Maybe a comparison would help: If we write about both a new neighborhood restaurant opening and a city council policy initiative on the same day, it’s likely that 10 or even 15 times the number of people will read the story about the restaurant.
Think about that: 10 times the readership for a story about food, while only a fraction of us care about the latest shenanigans at city hall, most of which cost us a lot of money.
Just as an example, how many of us know the council will be handing about $270,000 of our tax dollars to six protestors because it voted to approve (with the exception of councilmen Griggs, Kingston, Davis and Medrano) an ordinance so illegal that a judge wrote a 62-page opinion ridiculing it?
How many of us know the Dallas Convention Center is angling for another $250 million or so in expansion money, even though it has tens of millions of dollars in outstanding debt from the last couple of expansions?
How many of us know a quasi-govern- mental agency has basically said that even if the city council votes to block the Trinity Toll Road, the agency may just go ahead and build the billion-plus-dollar road anyway?
And speaking of the Toll Road, how many of us have any idea how close it is to becoming a reality, even though no one — not even the mayor or council members — can honestly tell us what is going to be built and how much it’s going to cost?
What about the horrible condition of city streets (nearly $1 billion in deferred maintenance)?
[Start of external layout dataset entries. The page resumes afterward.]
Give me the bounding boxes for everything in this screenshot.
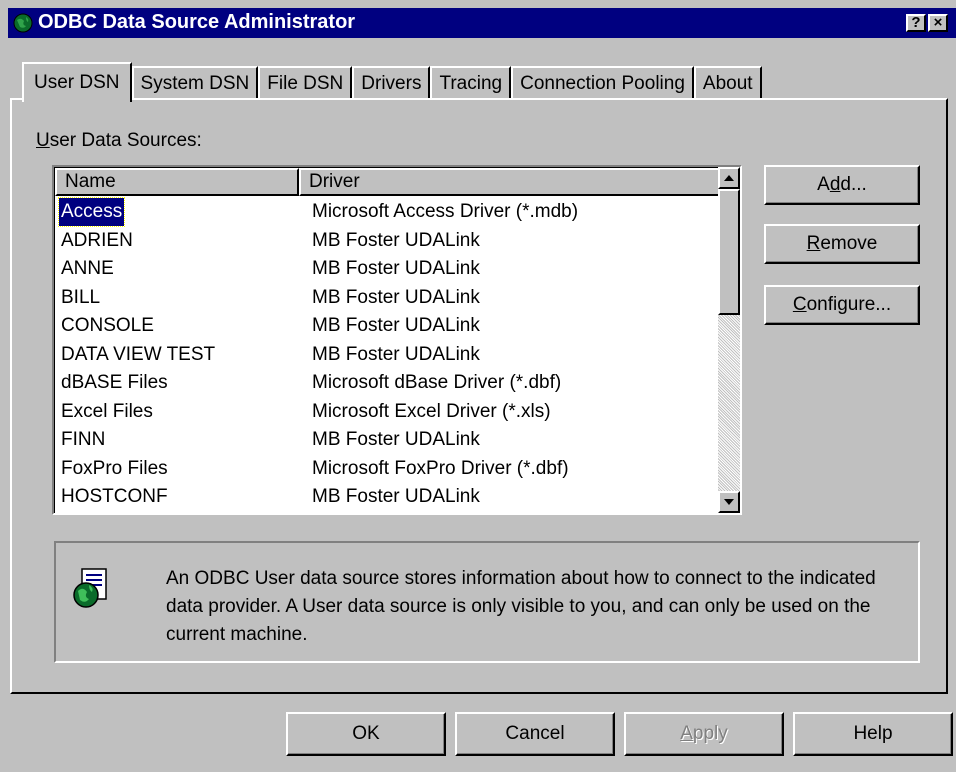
list-area: Name Driver Access Microsoft Access Drive… <box>54 167 720 513</box>
row-driver: Microsoft Access Driver (*.mdb) <box>312 201 579 222</box>
tab-strip: User DSN System DSN File DSN Drivers Tra… <box>22 60 762 102</box>
ok-button[interactable]: OK <box>286 712 446 756</box>
help-button[interactable]: Help <box>793 712 953 756</box>
info-groupbox: An ODBC User data source stores informat… <box>54 541 920 663</box>
list-row[interactable]: BILL MB Foster UDALink <box>55 284 718 313</box>
info-description: An ODBC User data source stores informat… <box>166 568 876 645</box>
row-driver: MB Foster UDALink <box>312 486 480 507</box>
row-name: ADRIEN <box>61 229 133 251</box>
row-name: Access <box>57 197 126 227</box>
add-label-pre: A <box>817 174 830 195</box>
user-data-sources-label: User Data Sources: <box>36 130 202 152</box>
row-name: dBASE Files <box>61 372 168 393</box>
vertical-scrollbar[interactable] <box>718 167 740 513</box>
scroll-thumb[interactable] <box>718 189 740 315</box>
row-name: FoxPro Files <box>61 457 168 479</box>
list-row[interactable]: dBASE Files Microsoft dBase Driver (*.dbf… <box>55 369 718 398</box>
list-row[interactable]: FINN MB Foster UDALink <box>55 426 718 455</box>
list-row[interactable]: HOSTCONF MB Foster UDALink <box>55 483 718 512</box>
apply-mnemonic: A <box>680 723 693 744</box>
list-row[interactable]: ANNE MB Foster UDALink <box>55 255 718 284</box>
row-driver: MB Foster UDALink <box>312 315 480 336</box>
scroll-down-button[interactable] <box>718 491 740 513</box>
apply-button[interactable]: Apply <box>624 712 784 756</box>
row-name: BILL <box>61 286 101 308</box>
configure-label-post: onfigure... <box>806 294 892 315</box>
tab-drivers[interactable]: Drivers <box>352 66 431 100</box>
row-driver: MB Foster UDALink <box>312 229 480 251</box>
arrow-down-icon <box>724 499 734 505</box>
row-driver: Microsoft FoxPro Driver (*.dbf) <box>312 457 569 479</box>
odbc-admin-window: ODBC Data Source Administrator ? × User … <box>0 0 956 772</box>
tab-user-dsn[interactable]: User DSN <box>22 62 132 102</box>
tab-about[interactable]: About <box>693 66 762 100</box>
add-button[interactable]: Ad d... <box>764 165 920 205</box>
list-row[interactable]: FoxPro Files Microsoft FoxPro Driver (*.d… <box>55 455 718 484</box>
remove-button[interactable]: Remove <box>764 224 920 264</box>
list-row[interactable]: ADRIEN MB Foster UDALink <box>55 227 718 256</box>
row-name: DATA VIEW TEST <box>61 343 216 365</box>
arrow-up-icon <box>724 175 734 181</box>
row-name: HOSTCONF <box>61 486 168 507</box>
column-header-driver[interactable]: Driver <box>299 168 720 196</box>
list-row[interactable]: DATA VIEW TEST MB Foster UDALink <box>55 341 718 370</box>
tab-file-dsn[interactable]: File DSN <box>258 66 353 100</box>
row-name: Excel Files <box>61 400 153 422</box>
data-sources-list[interactable]: Name Driver Access Microsoft Access Drive… <box>52 165 742 515</box>
help-title-button[interactable]: ? <box>906 14 926 32</box>
configure-mnemonic: C <box>792 294 807 315</box>
row-driver: MB Foster UDALink <box>312 429 480 450</box>
add-mnemonic: d <box>829 174 841 195</box>
row-driver: Microsoft dBase Driver (*.dbf) <box>312 372 562 393</box>
list-row[interactable]: Access Microsoft Access Driver (*.mdb) <box>55 197 718 227</box>
tab-tracing[interactable]: Tracing <box>430 66 512 100</box>
row-name: FINN <box>61 429 106 450</box>
list-row[interactable]: CONSOLE MB Foster UDALink <box>55 312 718 341</box>
close-title-button[interactable]: × <box>928 14 948 32</box>
row-driver: MB Foster UDALink <box>312 286 480 308</box>
scroll-up-button[interactable] <box>718 167 740 189</box>
row-driver: Microsoft Excel Driver (*.xls) <box>312 400 551 422</box>
apply-label-post: pply <box>692 723 728 744</box>
row-name: CONSOLE <box>61 315 154 336</box>
add-label-post: d... <box>840 174 867 195</box>
row-driver: MB Foster UDALink <box>312 258 480 279</box>
label-rest: ser Data Sources: <box>49 130 202 151</box>
cancel-button[interactable]: Cancel <box>455 712 615 756</box>
data-source-icon <box>73 568 107 608</box>
remove-mnemonic: R <box>806 233 821 254</box>
tab-system-dsn[interactable]: System DSN <box>131 66 259 100</box>
column-header-name[interactable]: Name <box>55 168 299 196</box>
tab-connection-pooling[interactable]: Connection Pooling <box>511 66 694 100</box>
window-title: ODBC Data Source Administrator <box>38 11 356 33</box>
title-bar[interactable]: ODBC Data Source Administrator ? × <box>8 8 956 38</box>
row-name: ANNE <box>61 258 114 279</box>
row-driver: MB Foster UDALink <box>312 343 480 365</box>
remove-label-post: emove <box>820 233 878 254</box>
configure-button[interactable]: Configure... <box>764 285 920 325</box>
globe-icon <box>13 13 33 33</box>
list-row[interactable]: Excel Files Microsoft Excel Driver (*.xls… <box>55 398 718 427</box>
label-mnemonic: U <box>36 130 50 151</box>
list-rows: Access Microsoft Access Driver (*.mdb) AD… <box>55 197 718 512</box>
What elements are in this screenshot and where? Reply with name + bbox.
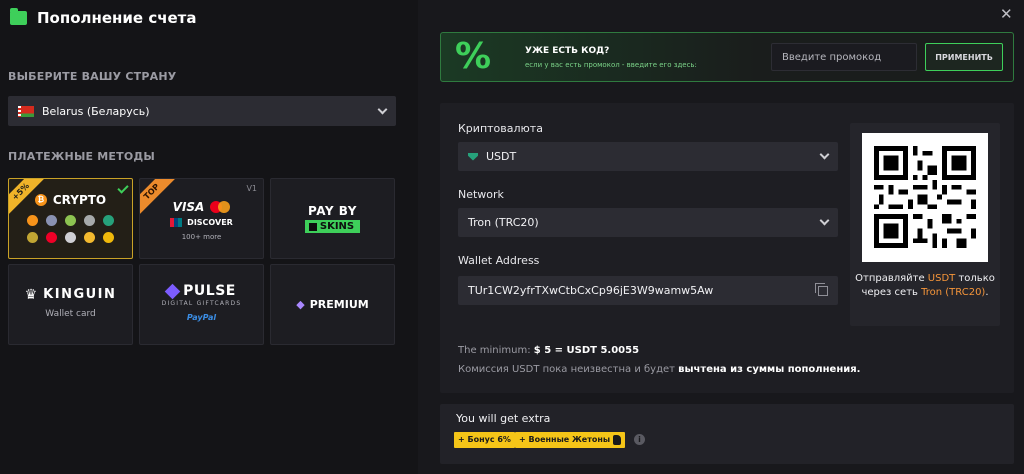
- bitcoin-cash-coin-icon: [65, 214, 76, 226]
- wallet-label: Wallet Address: [458, 254, 540, 267]
- minimum-line: The minimum: $ 5 = USDT 5.0055: [458, 345, 639, 356]
- bonus-text: + Бонус 6%: [458, 435, 511, 444]
- tron-coin-icon: [46, 231, 57, 243]
- kinguin-sub: Wallet card: [45, 308, 96, 319]
- fee-text: Комиссия USDT пока неизвестна и будет: [458, 364, 679, 375]
- coin-icons: [27, 214, 114, 243]
- method-cards[interactable]: TOP V1 VISA DISCOVER 100+ more: [139, 178, 264, 259]
- chevron-down-icon: [819, 149, 830, 160]
- network-select[interactable]: Tron (TRC20): [458, 208, 838, 237]
- qr-caption: Отправляйте USDT только через сеть Tron …: [852, 272, 998, 300]
- qr-caption-text: .: [985, 287, 989, 298]
- qr-code: [874, 146, 976, 248]
- xrp-coin-icon: [65, 231, 76, 243]
- apply-button[interactable]: ПРИМЕНИТЬ: [925, 43, 1003, 71]
- network-label: Network: [458, 188, 504, 201]
- crypto-name: CRYPTO: [52, 192, 107, 207]
- bitcoin-coin-icon: [27, 214, 38, 226]
- mastercard-icon: [210, 201, 231, 213]
- page-title: Пополнение счета: [37, 9, 197, 27]
- paypal-logo: PayPal: [186, 313, 217, 322]
- close-icon[interactable]: ✕: [1000, 5, 1013, 23]
- bonus-badge: + Бонус 6%: [454, 432, 515, 448]
- skins-text: SKINS: [319, 221, 355, 232]
- tether-coin-icon: [103, 214, 114, 226]
- premium-label: PREMIUM: [309, 298, 369, 311]
- wallet-address-field[interactable]: TUr1CW2yfrTXwCtbCxCp96jE3W9wamw5Aw: [458, 276, 838, 305]
- skins-icon: [308, 222, 317, 231]
- payment-methods-grid: +5% ₿ CRYPTO TOP V1 VISA DISCOVER 100+ m…: [8, 178, 396, 345]
- busd-coin-icon: [103, 231, 114, 243]
- method-premium[interactable]: ◆ PREMIUM: [270, 264, 395, 345]
- visa-logo: VISA: [172, 200, 205, 214]
- crown-icon: ♛: [24, 286, 38, 303]
- minimum-label: The minimum:: [458, 345, 534, 356]
- qr-caption-text: Отправляйте: [855, 273, 928, 284]
- header: Пополнение счета: [10, 8, 197, 27]
- percent-icon: %: [455, 36, 492, 77]
- usdt-icon: [468, 152, 478, 161]
- chevron-down-icon: [819, 215, 830, 226]
- copy-icon[interactable]: [815, 282, 828, 296]
- method-pay-by-skins[interactable]: PAY BY SKINS: [270, 178, 395, 259]
- unionpay-icon: [170, 218, 183, 227]
- payby-text: PAY BY: [308, 204, 357, 218]
- method-pulse[interactable]: PULSE DIGITAL GIFTCARDS PayPal: [139, 264, 264, 345]
- check-icon: [117, 182, 129, 194]
- info-icon[interactable]: i: [634, 434, 645, 445]
- wallet-address: TUr1CW2yfrTXwCtbCxCp96jE3W9wamw5Aw: [468, 284, 714, 297]
- method-crypto[interactable]: +5% ₿ CRYPTO: [8, 178, 133, 259]
- promo-title: УЖЕ ЕСТЬ КОД?: [525, 46, 610, 56]
- flag-belarus-icon: [18, 105, 34, 117]
- fee-line: Комиссия USDT пока неизвестна и будет вы…: [458, 364, 860, 375]
- method-kinguin[interactable]: ♛ KINGUIN Wallet card: [8, 264, 133, 345]
- promo-code-input[interactable]: [771, 43, 917, 71]
- tokens-badge: + Военные Жетоны: [515, 432, 626, 448]
- left-panel: Пополнение счета ВЫБЕРИТЕ ВАШУ СТРАНУ Be…: [0, 0, 418, 474]
- chevron-down-icon: [377, 104, 388, 114]
- skins-label: SKINS: [304, 220, 361, 233]
- extra-title: You will get extra: [456, 412, 551, 425]
- qr-caption-coin: USDT: [927, 273, 956, 284]
- promo-subtitle: если у вас есть промокол - введите его з…: [525, 61, 697, 69]
- minimum-value: $ 5 = USDT 5.0055: [533, 345, 640, 356]
- version-label: V1: [246, 184, 257, 193]
- pulse-logo: PULSE: [183, 283, 236, 299]
- token-icon: [613, 435, 622, 445]
- kinguin-logo: KINGUIN: [43, 287, 117, 302]
- pulse-sub: DIGITAL GIFTCARDS: [161, 300, 242, 307]
- ethereum-coin-icon: [46, 214, 57, 226]
- promo-banner: % УЖЕ ЕСТЬ КОД? если у вас есть промокол…: [440, 32, 1014, 82]
- country-value: Belarus (Беларусь): [42, 104, 150, 118]
- fee-bold: вычтена из суммы пополнения.: [678, 364, 861, 375]
- bnb-coin-icon: [84, 231, 95, 243]
- country-select[interactable]: Belarus (Беларусь): [8, 96, 396, 126]
- currency-select[interactable]: USDT: [458, 142, 838, 171]
- folder-icon: [10, 8, 27, 25]
- payment-methods-label: ПЛАТЕЖНЫЕ МЕТОДЫ: [8, 150, 155, 163]
- network-value: Tron (TRC20): [468, 216, 539, 229]
- country-label: ВЫБЕРИТЕ ВАШУ СТРАНУ: [8, 70, 177, 83]
- currency-label: Криптовалюта: [458, 122, 543, 135]
- tokens-text: + Военные Жетоны: [519, 435, 611, 444]
- currency-value: USDT: [486, 150, 517, 163]
- discover-logo: DISCOVER: [187, 218, 233, 227]
- bitcoin-icon: ₿: [34, 193, 47, 206]
- gem-icon: ◆: [296, 298, 305, 311]
- pulse-icon: [164, 283, 181, 299]
- qr-caption-network: Tron (TRC20): [921, 287, 986, 298]
- litecoin-coin-icon: [84, 214, 95, 226]
- more-methods-text: 100+ more: [181, 233, 222, 241]
- dogecoin-coin-icon: [27, 231, 38, 243]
Shouldn’t we be concerned about how that type of negligence will eventually affect our home or business property values, not to mention our vehicles?
During the next couple of months leading up to the May 9 elections, the candidates will be talking about whatever we as neighbors ask them, and they’ll be filling the mailboxes of the few of us identified as likely voters with mailers telling us how great they are. (If your mailbox isn’t full of candidate boasting, you’re considered an unlikely voter whose opinion doesn’t count.)
There are a lot of great things happening in Dallas these days — the economy has improved, home values are increasing, and people are finding jobs again. But in order to keep the momentum going, we need to be smart about our next moves, and we need to start reinvesting in our city’s infrastructure to benefit the people already living here, rather than spending hundreds of millions more trying to impress the people who don’t.
Candidates have talked about repairing our streets since I moved to Dallas 17 city elections ago. The streets are worse today than ever, and no elected official has paid any price for promising action and then hiding the ball.
The least we can do is make them show us the ball during the election and then keep an eye on it after they’re elected.
The three-card monte hustle needs to end one of these days, and it can end only if enough of us keep our eye on the ball. Every day.